The neatest spot on Procida, even if there was a lot of trash around - an angular contact between hydromagmatic deposits and the welded layer underlying fines-depleted breccias. The breccias were amazing - huge chunks of pumice, trachytes, obsidian, scoria, all packed together with almost no matrix, and grading into a "typical" ignimbrite. (Volcanologists don't understand a lot about how these are emplaced, but one of the PhD students in my department is working on it for her dissertation.)

The summit crater at Vesuvius, minus the dozen or so souvenir stands.

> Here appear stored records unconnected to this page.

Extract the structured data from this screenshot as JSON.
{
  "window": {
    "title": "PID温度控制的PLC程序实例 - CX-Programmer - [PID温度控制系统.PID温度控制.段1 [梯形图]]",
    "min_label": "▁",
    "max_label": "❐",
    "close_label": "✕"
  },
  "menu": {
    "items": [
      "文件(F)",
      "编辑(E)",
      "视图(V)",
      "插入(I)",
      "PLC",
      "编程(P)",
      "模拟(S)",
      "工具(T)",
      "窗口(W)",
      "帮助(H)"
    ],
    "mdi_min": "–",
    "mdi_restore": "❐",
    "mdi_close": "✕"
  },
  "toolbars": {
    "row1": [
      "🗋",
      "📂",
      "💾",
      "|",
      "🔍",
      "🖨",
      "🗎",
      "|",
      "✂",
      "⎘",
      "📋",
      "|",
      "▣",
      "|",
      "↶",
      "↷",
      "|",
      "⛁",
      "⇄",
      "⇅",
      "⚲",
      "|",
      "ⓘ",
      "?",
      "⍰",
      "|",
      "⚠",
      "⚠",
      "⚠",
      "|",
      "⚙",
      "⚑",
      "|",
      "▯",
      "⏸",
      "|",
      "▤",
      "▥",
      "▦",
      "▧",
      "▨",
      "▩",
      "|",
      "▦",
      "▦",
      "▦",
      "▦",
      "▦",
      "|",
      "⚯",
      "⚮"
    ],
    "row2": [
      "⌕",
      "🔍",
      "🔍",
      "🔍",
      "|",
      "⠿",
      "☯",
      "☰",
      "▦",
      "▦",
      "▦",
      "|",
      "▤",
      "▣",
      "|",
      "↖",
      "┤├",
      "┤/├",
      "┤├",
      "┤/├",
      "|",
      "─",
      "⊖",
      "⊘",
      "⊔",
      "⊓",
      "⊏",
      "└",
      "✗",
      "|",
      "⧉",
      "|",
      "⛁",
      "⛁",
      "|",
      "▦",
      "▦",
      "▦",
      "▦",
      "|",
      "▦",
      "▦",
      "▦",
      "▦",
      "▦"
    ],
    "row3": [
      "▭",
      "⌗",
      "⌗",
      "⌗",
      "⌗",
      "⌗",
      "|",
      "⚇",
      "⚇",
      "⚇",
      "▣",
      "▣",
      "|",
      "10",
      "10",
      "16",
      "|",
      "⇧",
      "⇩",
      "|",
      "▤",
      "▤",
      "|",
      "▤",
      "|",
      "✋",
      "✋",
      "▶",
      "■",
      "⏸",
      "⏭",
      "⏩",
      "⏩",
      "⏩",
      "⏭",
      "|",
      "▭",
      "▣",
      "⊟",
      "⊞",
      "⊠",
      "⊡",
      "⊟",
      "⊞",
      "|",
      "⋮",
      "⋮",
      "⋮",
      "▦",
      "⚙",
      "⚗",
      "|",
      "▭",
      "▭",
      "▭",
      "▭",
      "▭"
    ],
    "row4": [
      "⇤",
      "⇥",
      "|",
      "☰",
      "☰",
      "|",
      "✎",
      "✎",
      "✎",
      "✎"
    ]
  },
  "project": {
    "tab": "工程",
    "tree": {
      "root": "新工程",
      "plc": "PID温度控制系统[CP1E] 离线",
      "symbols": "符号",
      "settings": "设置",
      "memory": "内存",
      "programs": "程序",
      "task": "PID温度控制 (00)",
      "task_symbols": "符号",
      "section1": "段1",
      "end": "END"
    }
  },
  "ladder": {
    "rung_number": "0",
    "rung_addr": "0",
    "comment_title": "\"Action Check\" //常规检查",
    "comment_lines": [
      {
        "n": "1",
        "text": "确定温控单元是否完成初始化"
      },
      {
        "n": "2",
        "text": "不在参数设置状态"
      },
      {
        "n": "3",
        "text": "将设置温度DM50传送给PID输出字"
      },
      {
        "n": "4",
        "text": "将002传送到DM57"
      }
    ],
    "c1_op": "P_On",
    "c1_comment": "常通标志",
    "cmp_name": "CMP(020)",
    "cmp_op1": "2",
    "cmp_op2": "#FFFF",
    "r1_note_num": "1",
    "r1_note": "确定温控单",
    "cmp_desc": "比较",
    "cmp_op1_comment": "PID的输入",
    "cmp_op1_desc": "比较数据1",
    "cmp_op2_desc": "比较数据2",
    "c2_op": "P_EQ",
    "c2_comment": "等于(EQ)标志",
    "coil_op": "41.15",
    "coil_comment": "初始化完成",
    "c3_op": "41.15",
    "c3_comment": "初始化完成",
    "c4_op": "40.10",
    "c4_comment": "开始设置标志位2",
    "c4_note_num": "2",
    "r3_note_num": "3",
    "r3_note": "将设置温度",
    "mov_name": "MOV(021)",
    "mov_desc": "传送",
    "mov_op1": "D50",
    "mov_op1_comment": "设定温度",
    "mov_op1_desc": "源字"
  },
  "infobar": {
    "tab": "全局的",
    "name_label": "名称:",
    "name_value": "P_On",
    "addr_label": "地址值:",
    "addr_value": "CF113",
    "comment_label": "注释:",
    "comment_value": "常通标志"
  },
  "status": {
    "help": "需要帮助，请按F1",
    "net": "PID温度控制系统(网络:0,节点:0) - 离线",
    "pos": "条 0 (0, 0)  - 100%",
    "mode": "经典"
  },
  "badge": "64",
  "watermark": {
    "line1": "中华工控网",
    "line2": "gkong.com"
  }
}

The Roman city of Hercolano (Herculanium), with Vesuvius in the background. We were lucky that there was almost no one visiting, unlike Pompeii (which I'll have to see another time). It was beastly hot, though.

A street in Herculaneum. You can actually still see all the charred roof beams and window frames - it's almost a little creepy, when you realize that people not only lived here, they died here.

Part of a map painted by Ignazio Danti in the Vatican Museum, showing the Aeolian islands from a 16th-century point of view. Looks like Vulcano and "Strongoli" were both active at the time!

And one of my favorite discoveries on the whole trip...the Pope's rock hammer. He's a closet geologist!*

*Okay, so it was a commemorative builder's hammer from the construction of some ostentatious overly-decorated edifice somewhere. I bet it would make a pretty decent fossil chipper, too.